Le banane con la buccia che si mangia, l'ultima trovata dei giapponesi

Il costo? Stellare: circa 6 dollari a banana. Forse è meglio accontentarsi delle banane che conosciamo già

La banana con la buccia che si mangia. Un’azienda giapponese, la D&T Farms, nella prefettura di Okayama, ha appena trovato il modo di produrre banane con la buccia così morbida e dolce da poter essere mangiata.
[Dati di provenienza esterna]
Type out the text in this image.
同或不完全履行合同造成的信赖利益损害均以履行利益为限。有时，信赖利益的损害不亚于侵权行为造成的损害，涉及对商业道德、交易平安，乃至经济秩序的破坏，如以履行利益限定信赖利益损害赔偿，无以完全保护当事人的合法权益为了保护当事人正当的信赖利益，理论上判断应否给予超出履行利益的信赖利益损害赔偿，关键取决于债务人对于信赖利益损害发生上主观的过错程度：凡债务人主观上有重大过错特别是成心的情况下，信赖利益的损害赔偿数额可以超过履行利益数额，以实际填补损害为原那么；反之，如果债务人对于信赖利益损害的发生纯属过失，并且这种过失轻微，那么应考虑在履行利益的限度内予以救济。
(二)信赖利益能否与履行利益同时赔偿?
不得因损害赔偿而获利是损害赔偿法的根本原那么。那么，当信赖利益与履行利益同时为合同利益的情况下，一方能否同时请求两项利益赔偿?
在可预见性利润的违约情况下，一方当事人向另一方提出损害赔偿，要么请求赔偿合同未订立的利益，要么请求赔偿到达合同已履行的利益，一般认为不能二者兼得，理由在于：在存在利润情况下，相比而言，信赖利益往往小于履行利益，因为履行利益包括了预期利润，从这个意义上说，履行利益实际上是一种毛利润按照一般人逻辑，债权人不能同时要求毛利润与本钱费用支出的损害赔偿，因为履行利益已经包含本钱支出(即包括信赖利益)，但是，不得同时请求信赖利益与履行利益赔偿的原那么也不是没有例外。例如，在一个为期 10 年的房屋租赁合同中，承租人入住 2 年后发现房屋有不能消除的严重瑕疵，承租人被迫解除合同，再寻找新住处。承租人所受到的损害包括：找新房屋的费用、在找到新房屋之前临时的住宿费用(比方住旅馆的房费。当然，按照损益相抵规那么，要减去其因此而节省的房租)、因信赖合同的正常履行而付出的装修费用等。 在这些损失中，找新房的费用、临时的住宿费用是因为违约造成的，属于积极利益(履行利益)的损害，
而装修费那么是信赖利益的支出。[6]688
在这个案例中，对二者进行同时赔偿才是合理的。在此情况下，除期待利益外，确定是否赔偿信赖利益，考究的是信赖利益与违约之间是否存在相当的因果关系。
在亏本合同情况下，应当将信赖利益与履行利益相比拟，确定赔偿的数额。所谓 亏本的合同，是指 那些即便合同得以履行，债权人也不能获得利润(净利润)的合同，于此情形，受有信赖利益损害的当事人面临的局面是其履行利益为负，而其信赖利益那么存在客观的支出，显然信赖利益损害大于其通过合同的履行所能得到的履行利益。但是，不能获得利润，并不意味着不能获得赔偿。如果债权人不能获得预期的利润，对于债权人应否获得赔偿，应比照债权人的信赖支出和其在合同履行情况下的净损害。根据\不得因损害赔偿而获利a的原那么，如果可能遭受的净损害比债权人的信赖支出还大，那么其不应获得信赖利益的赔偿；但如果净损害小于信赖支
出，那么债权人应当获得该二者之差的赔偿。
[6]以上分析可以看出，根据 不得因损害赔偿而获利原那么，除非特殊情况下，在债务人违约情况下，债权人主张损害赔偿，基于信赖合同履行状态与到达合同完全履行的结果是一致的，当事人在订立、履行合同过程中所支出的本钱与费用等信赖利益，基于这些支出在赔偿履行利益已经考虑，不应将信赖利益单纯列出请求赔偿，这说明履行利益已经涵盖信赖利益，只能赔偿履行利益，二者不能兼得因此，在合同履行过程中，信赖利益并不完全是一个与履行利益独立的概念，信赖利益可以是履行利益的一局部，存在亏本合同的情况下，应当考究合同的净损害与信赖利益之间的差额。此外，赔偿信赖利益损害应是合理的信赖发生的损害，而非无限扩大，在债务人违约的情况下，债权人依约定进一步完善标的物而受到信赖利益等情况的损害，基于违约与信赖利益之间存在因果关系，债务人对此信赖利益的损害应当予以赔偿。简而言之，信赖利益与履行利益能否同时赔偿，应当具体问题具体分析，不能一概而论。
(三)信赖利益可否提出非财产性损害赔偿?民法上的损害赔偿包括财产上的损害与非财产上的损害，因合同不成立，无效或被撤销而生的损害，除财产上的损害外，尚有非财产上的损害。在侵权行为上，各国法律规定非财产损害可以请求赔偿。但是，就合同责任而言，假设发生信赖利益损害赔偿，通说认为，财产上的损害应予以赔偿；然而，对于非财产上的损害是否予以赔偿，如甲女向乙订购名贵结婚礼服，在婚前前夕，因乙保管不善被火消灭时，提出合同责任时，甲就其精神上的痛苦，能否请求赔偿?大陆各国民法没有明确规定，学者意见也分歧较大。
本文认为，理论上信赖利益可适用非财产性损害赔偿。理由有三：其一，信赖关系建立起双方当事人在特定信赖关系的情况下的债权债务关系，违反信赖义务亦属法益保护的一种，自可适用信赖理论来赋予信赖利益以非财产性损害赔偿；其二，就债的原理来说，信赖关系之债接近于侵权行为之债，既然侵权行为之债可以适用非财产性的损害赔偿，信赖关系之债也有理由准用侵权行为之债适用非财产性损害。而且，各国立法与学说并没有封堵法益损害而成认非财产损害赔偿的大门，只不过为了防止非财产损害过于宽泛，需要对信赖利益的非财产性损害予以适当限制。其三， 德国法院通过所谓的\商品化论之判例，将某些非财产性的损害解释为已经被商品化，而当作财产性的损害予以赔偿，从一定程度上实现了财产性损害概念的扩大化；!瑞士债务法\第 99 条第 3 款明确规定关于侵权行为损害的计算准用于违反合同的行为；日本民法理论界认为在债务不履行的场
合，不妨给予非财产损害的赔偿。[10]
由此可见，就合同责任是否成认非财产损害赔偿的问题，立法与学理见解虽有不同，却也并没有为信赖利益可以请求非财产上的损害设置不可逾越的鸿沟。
La tecnica che utilizza si chiama «freeze thaw awakening»: le piante vengono congelate a una temperatura di -60 gradi e poi ripiantate in ambienti a 27 gradi dove crescono molto rapidamente. Ed è proprio il repentino sbalzo di temperatura a rendere edibile la buccia, perché – di fatto – maturata poco. Questa varietà di frutto, detta Mongee, più piccola delle tradizionali ma molto più zuccherina e dal gusto quasi simile a quello dell’ananas, è per ora disponibile solamente in un grande magazzino di Okayama. L'azienda ha fatto sapere che il frutto è coltivato senza pesticidi e che rispetto alle banane tradizionali apporta alcuni nutrienti extra (buoni o cattivi) come il triptofano, un amminoacido essenziale, vitamina B6, magnesio, zinco e molto zucchero: la Mongee è più piccola delle banane comuni, ma contiene 24,8 grammi di zucchero, contro i 18 grammi in media di questi frutti. Chi ha assaggiato la banana con la buccia sostiene che abbia un sapore marcatamente tropicale, che ricorda quello dell'ananas.

Il costo? Stellare: circa 6 dollari a banana. Forse è meglio accontentarsi delle banane tradizionali.